My definitions are accurate. It is telling that you find it necessary to overcomplicate an issue in order to make a point. If your point was valid, it could be made in the face of the simple truth.
The world is not so simple as you would like it to be. If you oversimplify enough, sure, things look clear and dandy, but there are a lot of people who'll get left out of the equation.
Palerider, can you stop for a moment and just try to imagine what it's like to be a homosexual, watching hetersexual couples that are no more in love than you and your partner get married and to know that society will not let you express that love in the same way as those heterosexual couples?
palerider
10-23-2007, 02:38 AM
Our society was already suffering prior to the introduction of divorce laws. The only thing that changed when they were introduced was that people in abusive or unwanted relationships had a way out; the things that caused those bad relationships has changed only gradually. My parents are still together but they hate each other; as a result, I had a pretty screwed up childhood.
Actually, some people were suffering. Not society. Society in general was not suffering the ill effects that millions of children of broken homes are creating today.
So much for your distain for laws that are "for your own good."
There is a difference between laws that are good for society as a whole and laws that are targeted towards individuals.
Hopefully I'll get a chance to read some of these later, but I only have an hour before class and I'm trying to polish up a paper on the Trojan War.
Let me know when you have because the conversation really need not go any further if you can't effectively rebutt the information there.
Your article says nothing about the stability of the resultant homosexual marriages, only that many people wind up homosexual if their home lives with the traditional Mom and Dad (or without one or the other) didn't exactly go very nicely. Do you suppose that people with bad childhoods don't make good parents?
And that takes us right back to the liberalization of marriage in the first place.

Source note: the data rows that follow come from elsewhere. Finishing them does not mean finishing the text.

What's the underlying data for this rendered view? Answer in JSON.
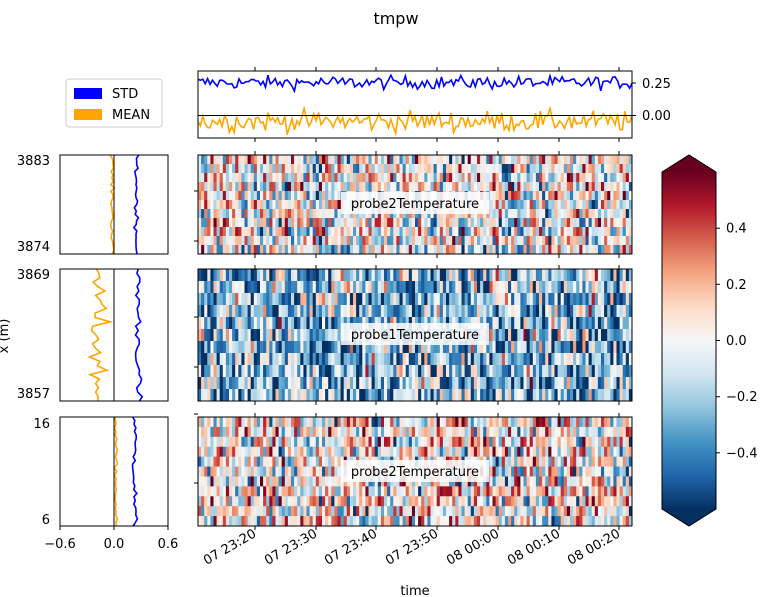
{
  "figure": {
    "title": "tmpw"
  },
  "legend": {
    "placement": "upper-left",
    "items": [
      {
        "label": "STD",
        "color": "#0000ff"
      },
      {
        "label": "MEAN",
        "color": "#ffa500"
      }
    ]
  },
  "chart_data": [
    {
      "id": "time_series",
      "type": "line",
      "x_range": [
        "07 23:11:30",
        "08 00:22:30"
      ],
      "yticks": [
        "0.25",
        "0.00"
      ],
      "ylim": [
        -0.16,
        0.36
      ],
      "hline": 0,
      "series": [
        {
          "name": "STD",
          "color": "#0000ff",
          "mean": 0.27,
          "noise": 0.025
        },
        {
          "name": "MEAN",
          "color": "#ffa500",
          "mean": -0.03,
          "noise": 0.04
        }
      ]
    },
    {
      "id": "profile_top",
      "type": "line",
      "xlim": [
        -0.6,
        0.6
      ],
      "yticks": [
        "3883",
        "3874"
      ],
      "series": [
        {
          "name": "STD",
          "color": "#0000ff",
          "mean": 0.25,
          "noise": 0.012
        },
        {
          "name": "MEAN",
          "color": "#ffa500",
          "mean": -0.02,
          "noise": 0.01
        }
      ]
    },
    {
      "id": "profile_mid",
      "type": "line",
      "xlim": [
        -0.6,
        0.6
      ],
      "yticks": [
        "3869",
        "3857"
      ],
      "series": [
        {
          "name": "STD",
          "color": "#0000ff",
          "mean": 0.27,
          "noise": 0.02
        },
        {
          "name": "MEAN",
          "color": "#ffa500",
          "mean": -0.18,
          "noise": 0.06
        }
      ]
    },
    {
      "id": "profile_bottom",
      "type": "line",
      "xlim": [
        -0.6,
        0.6
      ],
      "xticks": [
        "−0.6",
        "0.0",
        "0.6"
      ],
      "yticks": [
        "16",
        "6"
      ],
      "series": [
        {
          "name": "STD",
          "color": "#0000ff",
          "mean": 0.23,
          "noise": 0.015
        },
        {
          "name": "MEAN",
          "color": "#ffa500",
          "mean": 0.02,
          "noise": 0.008
        }
      ]
    },
    {
      "id": "heatmap_top",
      "type": "heatmap",
      "label": "probe2Temperature",
      "bias": 0.0
    },
    {
      "id": "heatmap_mid",
      "type": "heatmap",
      "label": "probe1Temperature",
      "bias": -0.25
    },
    {
      "id": "heatmap_bottom",
      "type": "heatmap",
      "label": "probe2Temperature",
      "bias": 0.05
    },
    {
      "id": "colorbar",
      "type": "colorbar",
      "colormap": "RdBu_r",
      "range": [
        -0.6,
        0.6
      ],
      "ticks": [
        {
          "value": 0.4,
          "label": "0.4"
        },
        {
          "value": 0.2,
          "label": "0.2"
        },
        {
          "value": 0.0,
          "label": "0.0"
        },
        {
          "value": -0.2,
          "label": "−0.2"
        },
        {
          "value": -0.4,
          "label": "−0.4"
        }
      ]
    }
  ],
  "xaxis": {
    "label": "time",
    "ticks": [
      "07 23:20",
      "07 23:30",
      "07 23:40",
      "07 23:50",
      "08 00:00",
      "08 00:10",
      "08 00:20"
    ]
  },
  "yaxis": {
    "label": "x (m)"
  }
}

This is all legality, palerider. If you make something illegal you change its legal definition. That's how the definitions of slavery and voting were changed and that's how the definition of marriage will be changed.
Slavery is what it is. It was exactly the same thing while it was legal as it is after it became illegal. The definition of slavery didn't change, only its legality did. If spitting on the sidewalk is legal one day, and illegal the next, spitting on the sidewalk remains what it is. Making a thing legal or illegal does not change what it is.
The sweeping changes to the definition of marriage that I hear about from the right won't even affect most people. This isn't going to pull the rug out from under the institution, just extend to grant rights to a minority that has been, until now, oppressed (kind of like how we extended the right of freedom to slaves...). You're married, right? Tell me, how does allowing two gay men to get married adversely affect your own marriage?
Of course it won't pull the rug out from under it any more than liberalizing divorce law did. It just destabalizes it some more. The collapse of the institution doesn't have to be a sudden thing, it can crumble a bit at a time and history tells us that such a crumbling invariably leads to societal collapse.
The world is not so simple as you would like it to be. If you oversimplify enough, sure, things look clear and dandy, but there are a lot of people who'll get left out of the equation.
And that is true with any action that is taken for the benefit of the society as a whole rather than for what a few individuals want. There is a greater good to be considered.